É real! Temos uma heroína em filme solo no cinema! Enquanto seus pares na chamada “Trindade da DC”, Batman e Super Homem já haviam sido retratados em diversos filmes ao longo dos anos, a Mulher-Maravilha tinha sido apenas protagonista de uma série de TV nos anos 70, estrelada por Lynda Carter. Para ficar em pé de igualdade com seus companheiros de Liga da Justiça, finalmente, a DC/Warner trouxe às telas a origem da princesa das Amazonas, Diana.

E Mulher-Maravilha, não é só o primeiro filme solo de uma heroína, é também o primeiro filme de super herói a ser dirigido por uma mulher, Patty Jenkins. Jenkins nos traz uma história clássica, para apresentar Diana e seu universo a um grande público com uma narrativa que remete ao cinema antigo, com toques de leveza, sem deixar de lado as grandes cenas de ação.

Abaixo, citamos alguns pontos especiais da produção, que podem fazer você querer correr para o cinema e assistir ao mais novo filme da DC! Confira:

  • Empoderamento
(Divulgação/Warner)

É imensurável o valor de sentir-se representada. Como já dito, este é o primeiro filme solo de uma heroína e por mais que Diana seja uma deusa, é uma figura feminina em destaque. A presença de Diana nesse universo passa a mensagem da necessária igualdade de gênero em mundo machista, que historicamente subjugou (e subjuga) a mulher. Como a princesa foi criada em outro ambiente, fica evidente que ela não se coloca em lugar de inferioridade, muito pelo contrário, suas ações demonstram que ela se vê como igual.

É importante ressaltar que não há uma sexualização da personagem, mesmo na construção de seu romance com Steve Trevor (Chris Pine). Uma mulher que não precisa usar sua ~sensualidade~ para conseguir o que quer é um grande avanço na retratação das heroínas (sejam super ou não) femininas.

Outro destaque é Themyscira, a ilha na qual Diana cresceu é retratada como um local de mulheres fortes e guerreiras. Mesmo superprotegida pela rainha Hipólita (Connie Nielsen), sua mãe, a princesa encontra a força e agilidade no treinamento de sua tia Antíope (Robin Wright).

  • Cenas de luta

Que lindas coreografias!!! Em especial, fiquei boquiaberta com o treinamento e cenas em Themyscira. São sequências de lutas que empolgam, dosadas ao longo do filme. É nítido ver que Diana Prince (sobrenome adquirido em nosso mundo rs) é forte e ágil, sem parecer artificial. Mesmo quando as lutas passam para o universo místico dos heróis, ainda é convincente.

  • Trilha Sonora

Sobe o som! Para acompanhar as ótimas sequências de lutas coreografadas, uma trilha sonora certeira. Com o passar do longa, já dá para saber quando uma grande cena de ação vai começar, é na hora que toca a música!

  • Mensagem

Esperança! Mesmo em meio à Primeira Guerra Mundial, Diana consegue enxergar na humanidade muito mais do que o egoísmo e potencial para destruição. Ao finalizar a história, a princesa das Amazonas, percebe que mesmo em meio ao caos, o amor (não estou falando de romance) ainda pode vencer.

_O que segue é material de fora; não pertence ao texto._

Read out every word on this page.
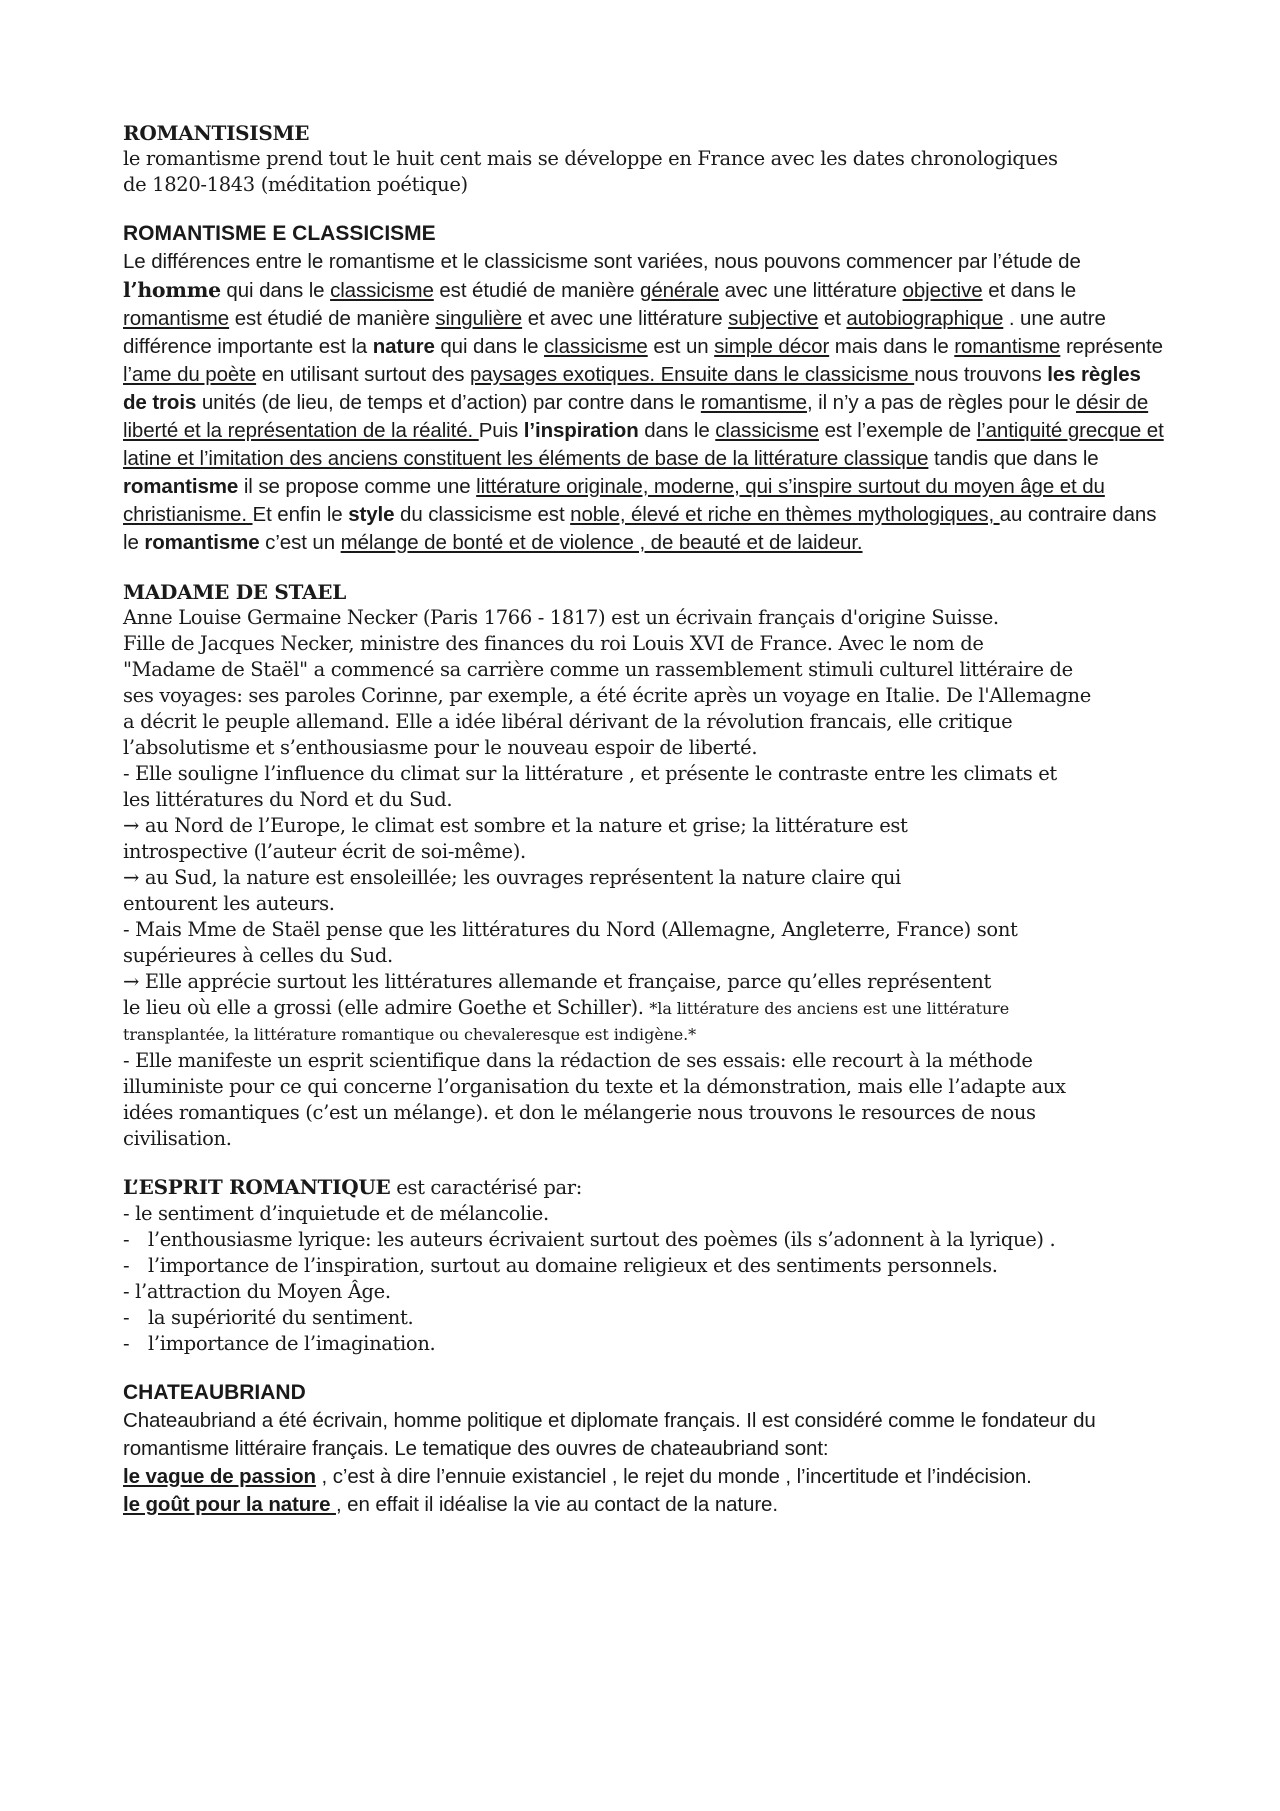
ROMANTISISME
le romantisme prend tout le huit cent mais se développe en France avec les dates chronologiques
de 1820-1843 (méditation poétique)
ROMANTISME E CLASSICISME

Le différences entre le romantisme et le classicisme sont variées, nous pouvons commencer par l’étude de l’homme qui dans le classicisme est étudié de manière générale avec une littérature objective et dans le romantisme est étudié de manière singulière et avec une littérature subjective et autobiographique . une autre différence importante est la nature qui dans le classicisme est un simple décor mais dans le romantisme représente l’ame du poète en utilisant surtout des paysages exotiques. Ensuite dans le classicisme nous trouvons les règles de trois unités (de lieu, de temps et d’action) par contre dans le romantisme, il n’y a pas de règles pour le désir de liberté et la représentation de la réalité. Puis l’inspiration dans le classicisme est l’exemple de l’antiquité grecque et latine et l’imitation des anciens constituent les éléments de base de la littérature classique tandis que dans le romantisme il se propose comme une littérature originale, moderne, qui s’inspire surtout du moyen âge et du christianisme. Et enfin le style du classicisme est noble, élevé et riche en thèmes mythologiques, au contraire dans le romantisme c’est un mélange de bonté et de violence , de beauté et de laideur.

MADAME DE STAEL
Anne Louise Germaine Necker (Paris 1766 - 1817) est un écrivain français d'origine Suisse.
Fille de Jacques Necker, ministre des finances du roi Louis XVI de France. Avec le nom de
"Madame de Staël" a commencé sa carrière comme un rassemblement stimuli culturel littéraire de
ses voyages: ses paroles Corinne, par exemple, a été écrite après un voyage en Italie. De l'Allemagne
a décrit le peuple allemand. Elle a idée libéral dérivant de la révolution francais, elle critique
l’absolutisme et s’enthousiasme pour le nouveau espoir de liberté.
- Elle souligne l’influence du climat sur la littérature , et présente le contraste entre les climats et
les littératures du Nord et du Sud.
→ au Nord de l’Europe, le climat est sombre et la nature et grise; la littérature est
introspective (l’auteur écrit de soi-même).
→ au Sud, la nature est ensoleillée; les ouvrages représentent la nature claire qui
entourent les auteurs.
- Mais Mme de Staël pense que les littératures du Nord (Allemagne, Angleterre, France) sont
supérieures à celles du Sud.
→ Elle apprécie surtout les littératures allemande et française, parce qu’elles représentent
le lieu où elle a grossi (elle admire Goethe et Schiller). *la littérature des anciens est une littérature
transplantée, la littérature romantique ou chevaleresque est indigène.*
- Elle manifeste un esprit scientifique dans la rédaction de ses essais: elle recourt à la méthode
illuministe pour ce qui concerne l’organisation du texte et la démonstration, mais elle l’adapte aux
idées romantiques (c’est un mélange). et don le mélangerie nous trouvons le resources de nous
civilisation.
L’ESPRIT ROMANTIQUE est caractérisé par:
- le sentiment d’inquietude et de mélancolie.
- l’enthousiasme lyrique: les auteurs écrivaient surtout des poèmes (ils s’adonnent à la lyrique) .
- l’importance de l’inspiration, surtout au domaine religieux et des sentiments personnels.
- l’attraction du Moyen Âge.
- la supériorité du sentiment.
- l’importance de l’imagination.
CHATEAUBRIAND

Chateaubriand a été écrivain, homme politique et diplomate français. Il est considéré comme le fondateur du romantisme littéraire français. Le tematique des ouvres de chateaubriand sont:

le vague de passion , c’est à dire l’ennuie existanciel , le rejet du monde , l’incertitude et l’indécision.

le goût pour la nature , en effait il idéalise la vie au contact de la nature.
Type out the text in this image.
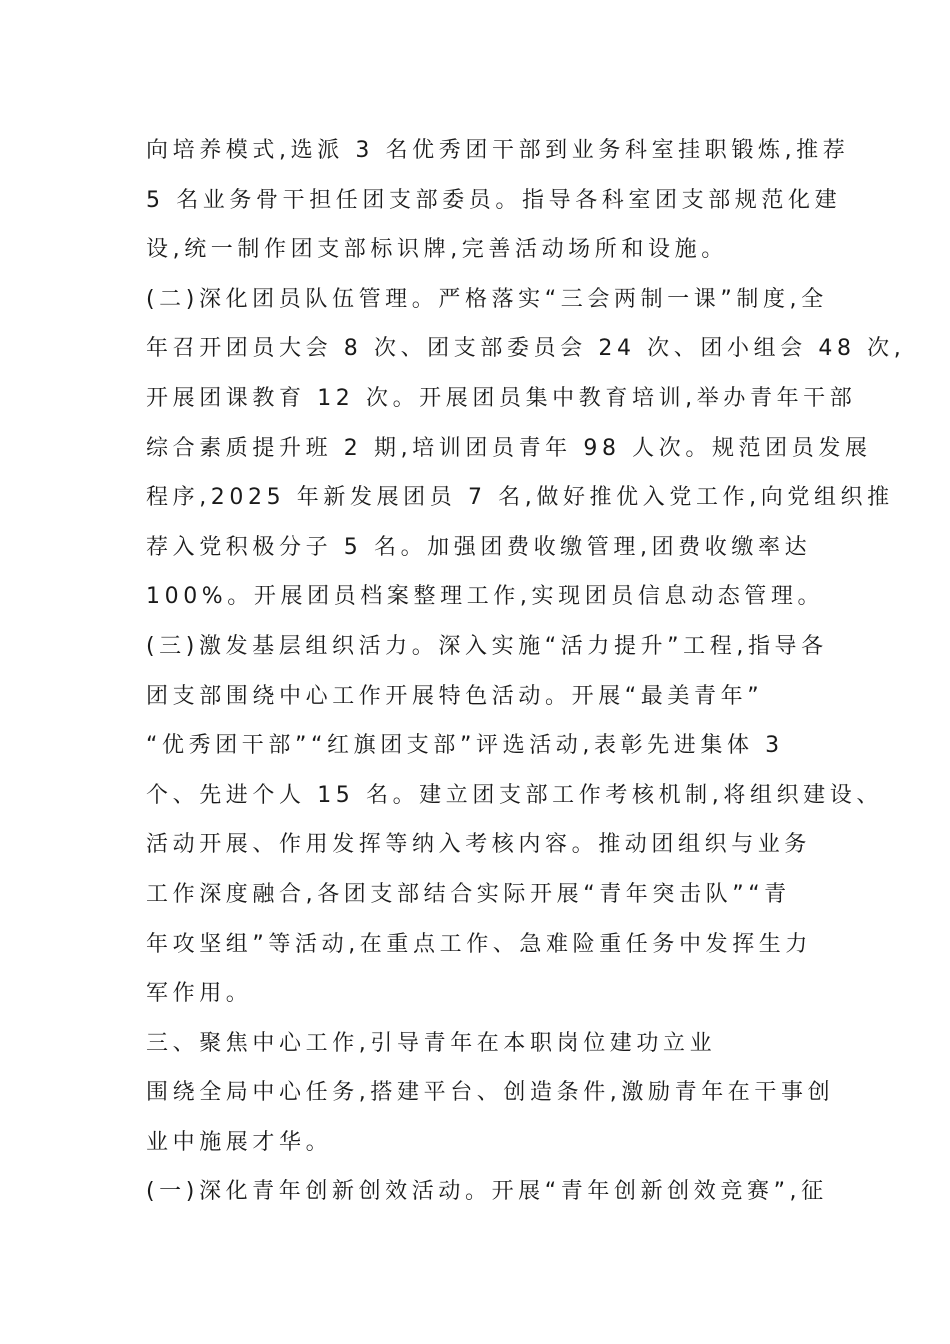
向培养模式,选派 3 名优秀团干部到业务科室挂职锻炼,推荐
5 名业务骨干担任团支部委员。指导各科室团支部规范化建
设,统一制作团支部标识牌,完善活动场所和设施。
(二)深化团员队伍管理。严格落实“三会两制一课”制度,全
年召开团员大会 8 次、团支部委员会 24 次、团小组会 48 次,
开展团课教育 12 次。开展团员集中教育培训,举办青年干部
综合素质提升班 2 期,培训团员青年 98 人次。规范团员发展
程序,2025 年新发展团员 7 名,做好推优入党工作,向党组织推
荐入党积极分子 5 名。加强团费收缴管理,团费收缴率达
100%。开展团员档案整理工作,实现团员信息动态管理。
(三)激发基层组织活力。深入实施“活力提升”工程,指导各
团支部围绕中心工作开展特色活动。开展“最美青年”
“优秀团干部”“红旗团支部”评选活动,表彰先进集体 3
个、先进个人 15 名。建立团支部工作考核机制,将组织建设、
活动开展、作用发挥等纳入考核内容。推动团组织与业务
工作深度融合,各团支部结合实际开展“青年突击队”“青
年攻坚组”等活动,在重点工作、急难险重任务中发挥生力
军作用。
三、聚焦中心工作,引导青年在本职岗位建功立业
围绕全局中心任务,搭建平台、创造条件,激励青年在干事创
业中施展才华。
(一)深化青年创新创效活动。开展“青年创新创效竞赛”,征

Ressalto a empatia de Diana, uma mulher que se compadece das pessoas, muito mais dos que estão acostumados com a dor e sofrimento. E ela não só se compadece, mas decide fazer algo significativo à respeito.

  • Gal Gadot
(Divulgação/Warner)

Que mulher!! Ex-miss, ex-recruta do exército Israel, ex-modelo e ex-estudante de Direito, e agora: para sempre Mulher-Maravilha. Gal Gadot consegue passar força, suavidade, agilidade, empatia… Tudo o que é pedido ao longo do filme. Ela toma conta da tela e faz muito bonito, se você ainda não tinha ficado convencido em BvS, com certeza Mulher-Maravilha firma a atriz como a principal super heroína da DC.